Guided To You-Book 1 in the Soul Bound series

Introduction

It’s like breathing in the fog ,your whole world is shaking inside of you and your deprived of pure air but ,it’s still bliss , a stillness, finally a stillness within…when you meet their eyes everything feels right…you are lost and found all at once, this.. this is what it means to be soul bond.

It happened a long time ago our eyes met and suddenly the world shook and just as suddenly stopped, those eyes ,glowing orbs piercing into my mind forcing the steel doors that held my mind sacred and safe open.

I remember not feeling right after but quickly filing it away in the back of my mind as an oddity and always doing my best to keep distance , though somehow we’d always find each other , in the same places ,in a conversation always inexplicably drawn to each other yet not in a romantic way, more cosmic and unnerving, always catching each other’s eye then looking away ,always somehow hearing the other come up in conversation where they did not belong, why is the question but the answer was long awaited.

It came on a day when I was at my worst , depressed beyond words but still and always pushing threw it to function, doing my best to be as strong as I knew I could be but balancing still….it was the last time we caught each other’s eyes and they locked, the world swirled around itself like a cup of coffee being mixed ,truly we saw nothing else, we felt nothing else , I could only hear my breathing my heart even a distant sound in my chest ,my numb chest rattling not pounding but like my soul in my body was thrashing at the bars of my fleshy cage foaming at the mouth to be released[TP1] .

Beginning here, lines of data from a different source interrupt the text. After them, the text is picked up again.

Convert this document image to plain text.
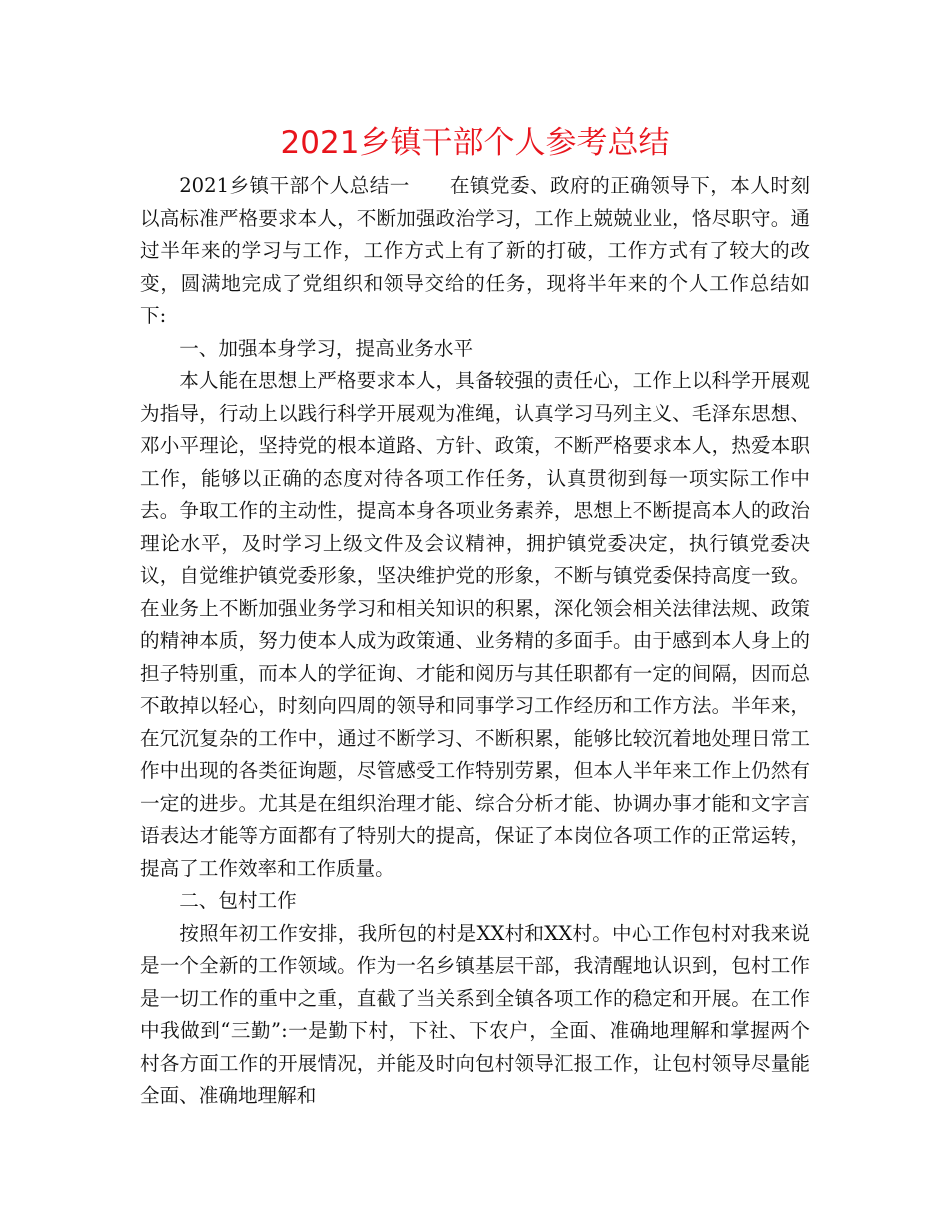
2021乡镇干部个人参考总结

2021乡镇干部个人总结一　　在镇党委、政府的正确领导下，本人时刻以高标准严格要求本人，不断加强政治学习，工作上兢兢业业，恪尽职守。通过半年来的学习与工作，工作方式上有了新的打破，工作方式有了较大的改变，圆满地完成了党组织和领导交给的任务，现将半年来的个人工作总结如下:

一、加强本身学习，提高业务水平

本人能在思想上严格要求本人，具备较强的责任心，工作上以科学开展观为指导，行动上以践行科学开展观为准绳，认真学习马列主义、毛泽东思想、邓小平理论，坚持党的根本道路、方针、政策，不断严格要求本人，热爱本职工作，能够以正确的态度对待各项工作任务，认真贯彻到每一项实际工作中去。争取工作的主动性，提高本身各项业务素养，思想上不断提高本人的政治理论水平，及时学习上级文件及会议精神，拥护镇党委决定，执行镇党委决议，自觉维护镇党委形象，坚决维护党的形象，不断与镇党委保持高度一致。在业务上不断加强业务学习和相关知识的积累，深化领会相关法律法规、政策的精神本质，努力使本人成为政策通、业务精的多面手。由于感到本人身上的担子特别重，而本人的学征询、才能和阅历与其任职都有一定的间隔，因而总不敢掉以轻心，时刻向四周的领导和同事学习工作经历和工作方法。半年来，在冗沉复杂的工作中，通过不断学习、不断积累，能够比较沉着地处理日常工作中出现的各类征询题，尽管感受工作特别劳累，但本人半年来工作上仍然有一定的进步。尤其是在组织治理才能、综合分析才能、协调办事才能和文字言语表达才能等方面都有了特别大的提高，保证了本岗位各项工作的正常运转，提高了工作效率和工作质量。

二、包村工作

按照年初工作安排，我所包的村是XX村和XX村。中心工作包村对我来说是一个全新的工作领域。作为一名乡镇基层干部，我清醒地认识到，包村工作是一切工作的重中之重，直截了当关系到全镇各项工作的稳定和开展。在工作中我做到“三勤”:一是勤下村，下社、下农户，全面、准确地理解和掌握两个村各方面工作的开展情况，并能及时向包村领导汇报工作，让包村领导尽量能全面、准确地理解和
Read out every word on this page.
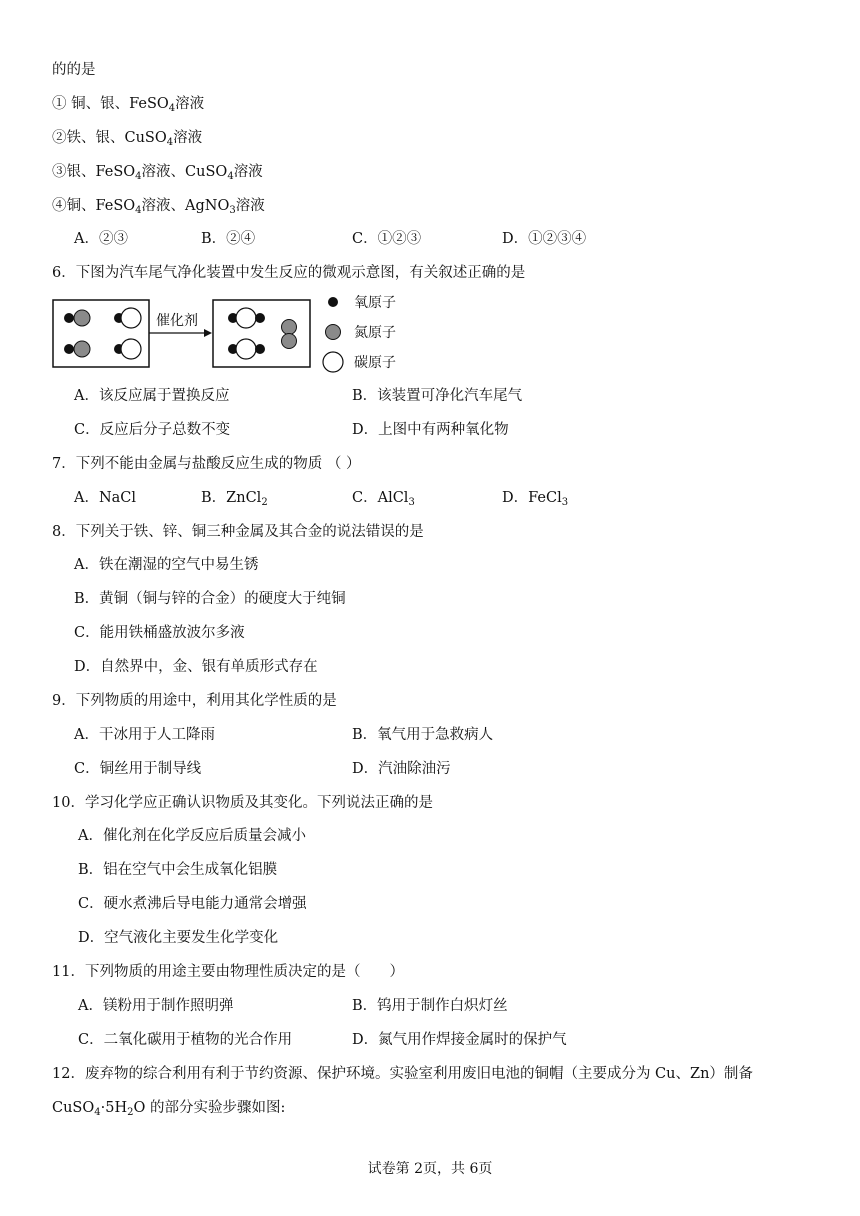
的的是
① 铜、银、FeSO$_4$溶液
②铁、银、CuSO$_4$溶液
③银、FeSO$_4$溶液、CuSO$_4$溶液
④铜、FeSO$_4$溶液、AgNO$_3$溶液
A．②③	B．②④	C．①②③	D．①②③④
6．下图为汽车尾气净化装置中发生反应的微观示意图，有关叙述正确的是
催化剂
氧原子
氮原子
碳原子
A．该反应属于置换反应	B．该装置可净化汽车尾气
C．反应后分子总数不变	D．上图中有两种氧化物
7．下列不能由金属与盐酸反应生成的物质 （ ）
A．NaCl	B．ZnCl$_2$	C．AlCl$_3$	D．FeCl$_3$
8．下列关于铁、锌、铜三种金属及其合金的说法错误的是
A．铁在潮湿的空气中易生锈
B．黄铜（铜与锌的合金）的硬度大于纯铜
C．能用铁桶盛放波尔多液
D．自然界中，金、银有单质形式存在
9．下列物质的用途中，利用其化学性质的是
A．干冰用于人工降雨	B．氧气用于急救病人
C．铜丝用于制导线	D．汽油除油污
10．学习化学应正确认识物质及其变化。下列说法正确的是
A．催化剂在化学反应后质量会减小
B．铝在空气中会生成氧化铝膜
C．硬水煮沸后导电能力通常会增强
D．空气液化主要发生化学变化
11．下列物质的用途主要由物理性质决定的是（　　）
A．镁粉用于制作照明弹	B．钨用于制作白炽灯丝
C．二氧化碳用于植物的光合作用	D．氮气用作焊接金属时的保护气
12．废弃物的综合利用有利于节约资源、保护环境。实验室利用废旧电池的铜帽（主要成分为 Cu、Zn）制备
$CuSO_4\cdot 5H_2O$ 的部分实验步骤如图:
试卷第 2页，共 6页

He inched closer with every stride the feeling more intense ,my soul confused and struck with madness, my brain-my mind …blank ,everything else was numb and all for this brief contact, I saw it in his eyes it was similar but not the same ,more confusion and perhaps a little fear, for him this was more jarring then myself ,id grown accustomed to the “odd” things in life but still even this threw me off.

As he strode closer in what seemed to be slow motion his face changed from a smile to something between shock and being memorized, as he stopped in front of me I felt static as we looked into each other’s eyes I heard us both breath then we hugged for the longest moment of my life and he kissed my cheek and I kissed his as was custom in our circle these greetings we not unusual but in that moment they brought silence ,nothingness , a beautiful peace and bliss that is indescribable and when we parted the world rushed back in, everything came back to life again and I was never the same since , we said our goodbye he hugged me again as if to check that ,that wouldn’t happen again and left.

That moment is burned in my memory forever as the moment everything in my existence shifted , there was no more silent acceptance of being treated badly by people or Asif I was an inconvenience, there was no more emptiness that only one other person had filled in my heart, I felt myself full, whole like something I didn’t know was missing had been put back into place, he’d put it there but I didn’t know how, I didn’t believe in soulmates or whatever that romantic nonsense was briefly I had as a girl but people who break your heart always bring you back to reality, what had happened I didn’t know and yet I spent weeks … months divining on it, using every gift at my disposal till one night I got my answer ….true soulmate, I was confused and then the truth not always given so easily by the gods….soul bond.